La Serie D e il dopo-virus
Il calcio vive un momento di grande incertezza, ancor più evidente nella quarta serie italiana, con migliaia tra atleti e tecnici dilettanti spesso solo sulla carta
Il calcio vive un momento di grande incertezza, ancor più evidente nella quarta serie italiana, con migliaia tra atleti e tecnici dilettanti spesso solo sulla carta
Il mondo del calcio “semiprofessionistico” oggi è un luogo dove non esiste alcuna certezza. Il pallone è scomparso dal centro del campo da quasi due mesi e con esso anche qualunque idea di trascendenza. Il lockdown esteso fino a domenica 3 maggio significa, in termini spicci, che i campionati di Serie C e D – per quanto appartenenti di fatto a due “leghe” differenti – potrebbero ancora ripartire. Del resto, lo stesso ministro Vincenzo Spadafora ha confermato questa probabilità «nel più rigoroso rispetto delle prescrizioni di sicurezza che saranno individuate d’intesa con le autorità sanitarie e gli organismi scientifici».
Se ne sono lette di cotte e di crude: non è semplice immaginare come poter ripartire, ma nemmeno come, o meglio in che modo, chiudere la porta sulla stagione 2019/20, che in D vede impegnati sedici sodalizi veneti di cui cinque della sola provincia di Verona (Ambrosiana, Caldiero, Legnago, Vigasio e Villafranca). Le fazioni sono più d’una: quella di club che hanno fatto investimenti importanti; quella dei giocatori, combattuti tra la necessità di uno stipendio e il rischio di finire in ospedale; quella di taluni presidenti che, già in difetto con il rispetto degli accordi economici presi con i loro tesserati, vedrebbero di buon occhio un salvagente che comporti il congelamento delle classifiche e l’annullamento della stagione.

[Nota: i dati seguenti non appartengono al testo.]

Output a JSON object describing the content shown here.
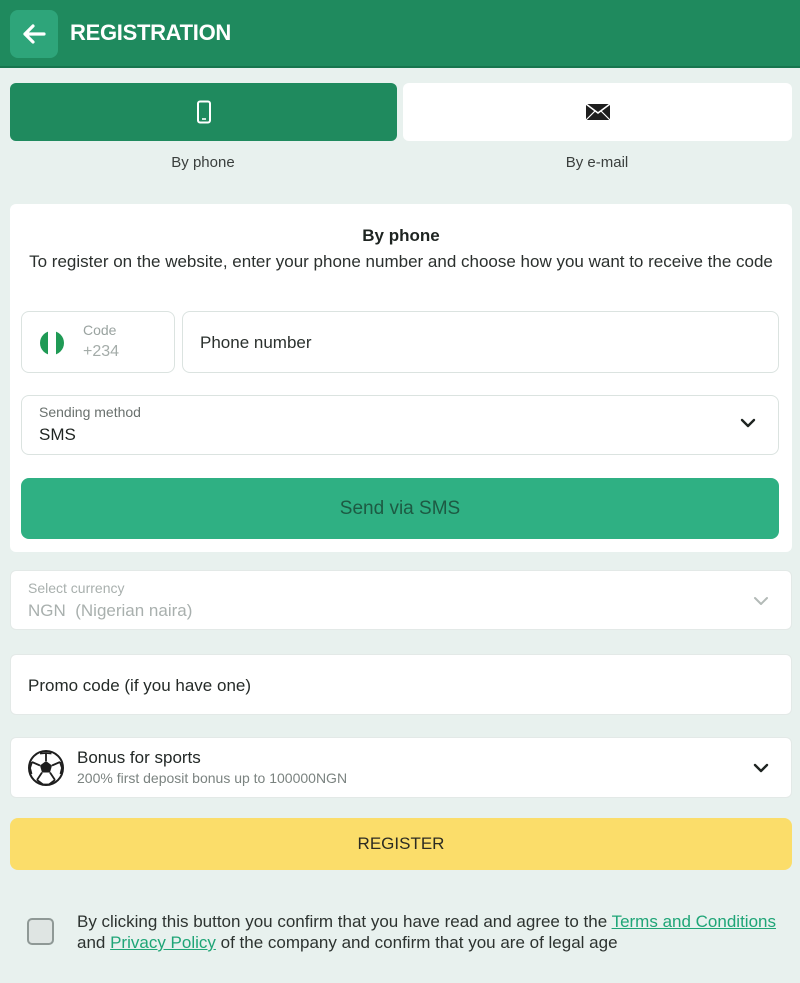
{
  "header": {
    "title": "REGISTRATION",
    "back_icon": "arrow-left-icon"
  },
  "tabs": [
    {
      "label": "By phone",
      "icon": "smartphone-icon",
      "active": true
    },
    {
      "label": "By e-mail",
      "icon": "envelope-icon",
      "active": false
    }
  ],
  "phone_form": {
    "title": "By phone",
    "description": "To register on the website, enter your phone number and choose how you want to receive the code",
    "code_label": "Code",
    "code_value": "+234",
    "flag_icon": "nigeria-flag-icon",
    "phone_placeholder": "Phone number",
    "sending_method_label": "Sending method",
    "sending_method_value": "SMS",
    "send_button": "Send via SMS"
  },
  "currency": {
    "label": "Select currency",
    "value": "NGN  (Nigerian naira)"
  },
  "promo": {
    "placeholder": "Promo code (if you have one)"
  },
  "bonus": {
    "title": "Bonus for sports",
    "subtitle": "200% first deposit bonus up to 100000NGN",
    "icon": "soccer-ball-icon"
  },
  "register_button": "REGISTER",
  "consent": {
    "text_1": "By clicking this button you confirm that you have read and agree to the ",
    "terms_link": "Terms and Conditions",
    "text_2": " and ",
    "privacy_link": "Privacy Policy",
    "text_3": " of the company and confirm that you are of legal age",
    "checked": false
  },
  "colors": {
    "brand_green": "#1f8a5e",
    "accent_green": "#2fb083",
    "register_yellow": "#fbdd6a",
    "background": "#e8f1ee"
  }
}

In Lega Pro ma anche in Serie D, dove la maggioranza dei calciatori vive di questi stipendi, la situazione è più complessa rispetto a quella dei due maggiori campionati. La sovranità dell’incertezza sui campionati della stagione in corso trova un punto di possibile intesa nelle parole del ministro che, attraverso un comunicato, ha ventilato la possibilità che il calcio possa ancora una volta «offrire una prospettiva pionieristica alla società tutta grazie a un “adattamento” del sistema sportivo al rischio Covid-19, specie se questo non potrà dirsi del tutto sotto controllo nei mesi a venire».

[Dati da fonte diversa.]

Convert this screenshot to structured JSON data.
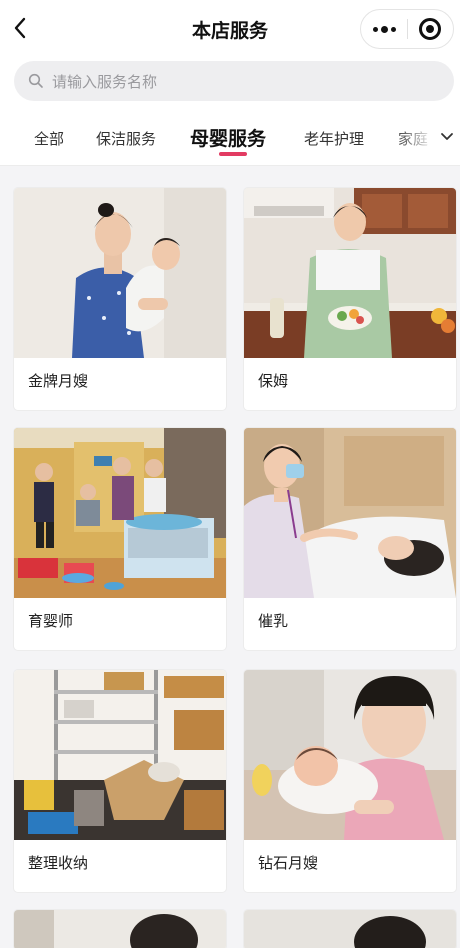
{
  "header": {
    "title": "本店服务",
    "back_icon": "chevron-left-icon",
    "more_icon": "ellipsis-icon",
    "close_icon": "record-circle-icon"
  },
  "search": {
    "placeholder": "请输入服务名称",
    "icon": "search-icon"
  },
  "tabs": [
    {
      "label": "全部",
      "active": false
    },
    {
      "label": "保洁服务",
      "active": false
    },
    {
      "label": "母婴服务",
      "active": true
    },
    {
      "label": "老年护理",
      "active": false
    },
    {
      "label": "家庭",
      "active": false
    }
  ],
  "tabs_more_icon": "chevron-down-icon",
  "colors": {
    "accent": "#e23b62",
    "background": "#f4f4f6"
  },
  "services": [
    {
      "name": "金牌月嫂"
    },
    {
      "name": "保姆"
    },
    {
      "name": "育婴师"
    },
    {
      "name": "催乳"
    },
    {
      "name": "整理收纳"
    },
    {
      "name": "钻石月嫂"
    }
  ]
}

Tra coloro che vorrebbero concludere i campionati ci sono i vertici della Lega Nazionale Dilettanti. Il presidente Cosimo Sibilia ha dato voce a chi non disprezzerebbe di evitarsi la responsabilità di decidere cosa fare con promozioni e retrocessioni, qualora non si riuscisse a continuare. Divisi invece i calciatori, tra i quali va però considerata la posizione di coloro che non posseggono altre entrate e guadagnano cifre proporzionali al loro blasone, accomunando i membri di staff tecnico, magazzinieri, medici, gestori dei punti di ristoro e tutte quelle figure di cui poco si scrive ma che vivono con il calcio. Il partito più numeroso è in apparenza quello contrario alla ripartenza: si tratta in maggioranza di club sostenuti da imprenditori del nord che, con ogni probabilità, hanno dovuto ricorrere alla cassa integrazione a causa del blocco delle attività delle loro aziende. Società sportive che realisticamente incontreranno difficoltà anche ad organizzare la stagione che verrà. A loro vanno aggiunte anche potenzialmente quelle che, avendo raggiunto il proprio obiettivo in campionato, vedrebbero di buon occhio risparmiare tre mensilità evitando di rischiare la salute dei propri tesserati per giocare una manciata di partite inutili ai fini della classifica.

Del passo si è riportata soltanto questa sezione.